The seventh major HIV vaccine efficacy trial will begin enrollment in southern Africa in November, aidsmap reports. The Phase IIb/III HVTN 702 trial was first announced in May. Initial, encouraging findings of a pilot study, HVTN 100, of the vaccine were recently presented at the 21st International AIDS Conference in Durban, South Africa (AIDS 2016).
The vaccine under investigation is a retooled version of the one that in 2009 was associated with a 31 percent reduction in HIV risk, compared with a placebo, in the RV144 vaccine study, conducted in Thailand. That risk reduction applied to the 3.5-year period of the study, whereas during the first year the vaccine reduced HIV risk by 60 percent. (In other words, the vaccine’s protection was initially substantial but was not durable.)
The HVTN 702 trial will enroll approximately 5,400 men and women 18 to 34 years old who are at risk of contracting HIV. At least 40 percent of the participants will be male and at least 40 percent will be female.
The RV144 vaccine was modified for this new trial to apply to HIV subtype C, which is predominant in southern Africa, rather than subtypes B and E, which are the most prevalent in Thailand. The researchers do not know whether the retooled vaccine, if effective, will also work for other subtypes.
The ongoing HVTN 100 vaccine trial, which is being conducted at five sites in South Africa, is using a “prime-boost” method. It begins with two shots, given a month apart, of a prime vaccine and continues with one shot each of the prime and the boost components at months three, six and 12. A total of 210 people have received the vaccine; 42 received a placebo.

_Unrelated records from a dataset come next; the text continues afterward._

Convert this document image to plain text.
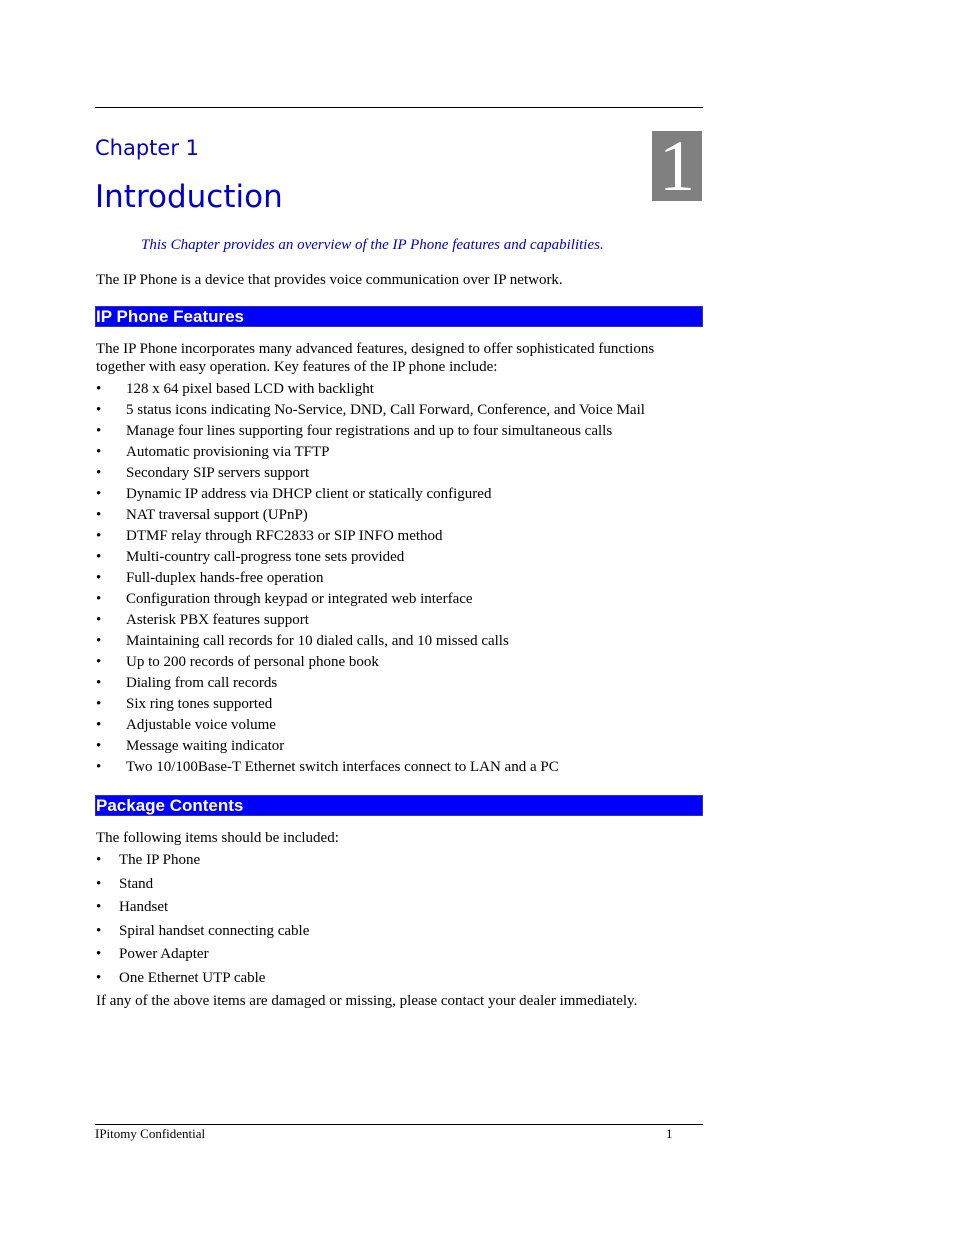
Chapter 1
Introduction	1
This Chapter provides an overview of the IP Phone features and capabilities.
The IP Phone is a device that provides voice communication over IP network.
IP Phone Features
The IP Phone incorporates many advanced features, designed to offer sophisticated functions
together with easy operation. Key features of the IP phone include:
• 128 x 64 pixel based LCD with backlight
• 5 status icons indicating No-Service, DND, Call Forward, Conference, and Voice Mail
• Manage four lines supporting four registrations and up to four simultaneous calls
• Automatic provisioning via TFTP
• Secondary SIP servers support
• Dynamic IP address via DHCP client or statically configured
• NAT traversal support (UPnP)
• DTMF relay through RFC2833 or SIP INFO method
• Multi-country call-progress tone sets provided
• Full-duplex hands-free operation
• Configuration through keypad or integrated web interface
• Asterisk PBX features support
• Maintaining call records for 10 dialed calls, and 10 missed calls
• Up to 200 records of personal phone book
• Dialing from call records
• Six ring tones supported
• Adjustable voice volume
• Message waiting indicator
• Two 10/100Base-T Ethernet switch interfaces connect to LAN and a PC
Package Contents
The following items should be included:
• The IP Phone
• Stand
• Handset
• Spiral handset connecting cable
• Power Adapter
• One Ethernet UTP cable
If any of the above items are damaged or missing, please contact your dealer immediately.
IPitomy Confidential	1
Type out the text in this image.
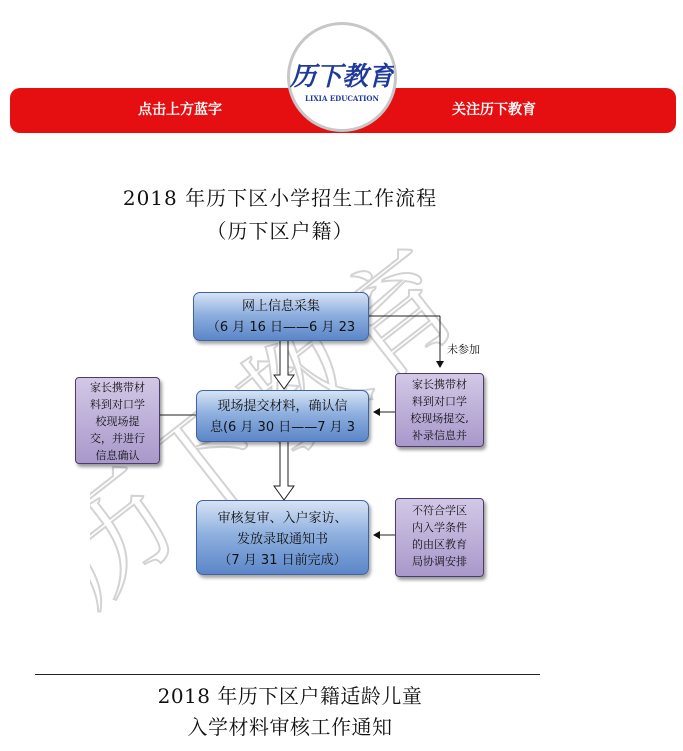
点击上方蓝字	关注历下教育
历下教育
LIXIA EDUCATION
2018 年历下区小学招生工作流程
（历下区户籍）
网上信息采集
（6 月 16 日——6 月 23
现场提交材料，确认信
息(6 月 30 日——7 月 3
审核复审、入户家访、
发放录取通知书
（7 月 31 日前完成）
家长携带材
料到对口学
校现场提
交，并进行
信息确认
家长携带材
料到对口学
校现场提交,
补录信息并
不符合学区
内入学条件
的由区教育
局协调安排
未参加
2018 年历下区户籍适龄儿童
入学材料审核工作通知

The results of HVTN 100 presented at AIDS 2016 concern the first 6.5 months of the study, so participants have not yet received the 12-month shot. The vaccine has met various criteria that show it stimulates the immune system and justify the launch of the more advanced trial, HVTN 702.
To read the aidsmap article, click here.
To read the conference abstract, click here.
To download the presentation slides, click here.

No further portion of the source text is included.